Equally, I’ve seen some pet keeping books that advocate giving iguanas cat food – but I would tend to agree with you that it’s not good for them! If memory serves me correctly, I seem to recall that it’s supposed to place too big a strain on their kidneys. By the same token, you seem to be saying that your iggy eats rabbit food; I can only conclude that you don’t mean the sort of dry, husky stuff that I’m thinking about.

I haven’t had anything to do with pet rabbits since I looked after a friend’s as a child, so maybe I’m out of touch with some deliciously lush, fresh fodder now available for them. However, most iguanas adore the occasional slice of well dampened wholemeal bread – which is scarcely a natural diet item either!

I’m assuming the material you describe isn’t all he gets to eat; there’s evidence to suggest that too much banana should be avoided ( a bit too phosphorus-rich), spinach can interfere with calcium metabolism, and kale has been implicated in iodine/thyroxin disturbance. If it is, you would probably be well advised to try to broaden the make-up of his menu, but then if he’s survived on them to the ripe old age of 17 (and many captive iguanas scarcely make 10, while 8 has been suggested as the average lifespan in the wild) he’s clearly not doing so badly!

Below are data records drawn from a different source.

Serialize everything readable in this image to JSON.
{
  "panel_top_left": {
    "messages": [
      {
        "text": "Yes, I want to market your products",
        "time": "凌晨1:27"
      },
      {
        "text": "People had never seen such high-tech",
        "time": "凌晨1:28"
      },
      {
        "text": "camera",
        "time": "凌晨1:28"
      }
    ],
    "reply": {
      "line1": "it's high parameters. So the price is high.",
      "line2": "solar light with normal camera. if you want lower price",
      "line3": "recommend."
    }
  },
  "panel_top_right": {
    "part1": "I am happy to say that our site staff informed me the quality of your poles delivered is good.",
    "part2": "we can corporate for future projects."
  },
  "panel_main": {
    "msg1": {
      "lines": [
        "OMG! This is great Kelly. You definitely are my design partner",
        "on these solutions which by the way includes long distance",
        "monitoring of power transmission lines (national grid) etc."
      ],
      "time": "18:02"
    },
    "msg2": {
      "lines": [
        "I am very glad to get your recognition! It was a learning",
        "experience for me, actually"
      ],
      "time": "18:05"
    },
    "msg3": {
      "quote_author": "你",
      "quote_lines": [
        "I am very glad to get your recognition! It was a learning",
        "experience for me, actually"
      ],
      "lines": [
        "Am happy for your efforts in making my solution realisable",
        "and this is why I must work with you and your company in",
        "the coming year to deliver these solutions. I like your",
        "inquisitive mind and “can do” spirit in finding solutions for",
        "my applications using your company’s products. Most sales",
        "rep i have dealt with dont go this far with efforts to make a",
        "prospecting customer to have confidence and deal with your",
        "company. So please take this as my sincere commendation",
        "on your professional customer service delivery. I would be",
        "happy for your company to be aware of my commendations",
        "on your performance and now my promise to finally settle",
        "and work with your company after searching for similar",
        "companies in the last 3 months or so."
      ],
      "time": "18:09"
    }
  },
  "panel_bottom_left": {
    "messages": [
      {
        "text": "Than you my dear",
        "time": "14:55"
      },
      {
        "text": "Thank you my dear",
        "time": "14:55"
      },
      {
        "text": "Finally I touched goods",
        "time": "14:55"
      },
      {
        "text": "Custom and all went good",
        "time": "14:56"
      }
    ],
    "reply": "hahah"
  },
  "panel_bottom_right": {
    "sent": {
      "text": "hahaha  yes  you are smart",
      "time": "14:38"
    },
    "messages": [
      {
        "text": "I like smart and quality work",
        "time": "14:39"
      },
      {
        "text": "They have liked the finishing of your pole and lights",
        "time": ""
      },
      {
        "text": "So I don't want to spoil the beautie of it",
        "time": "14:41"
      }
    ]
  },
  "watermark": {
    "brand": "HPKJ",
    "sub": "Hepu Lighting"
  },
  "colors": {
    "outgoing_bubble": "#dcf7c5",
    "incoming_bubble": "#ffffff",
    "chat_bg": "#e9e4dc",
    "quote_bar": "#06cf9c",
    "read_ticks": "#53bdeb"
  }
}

The bottom line is, with a few notable exceptions, the more varied the leaves, stems, flowers and fruits in his diet, the better – but obviously you need to get him eating again in the first place.

For that to happen, I honestly have to say I think you are going to have to see a vet; with a such a geriatric anorexic, it’s the single most useful suggestion I can make. Good luck – I hope he’s soon munching his greenery with renewed gusto!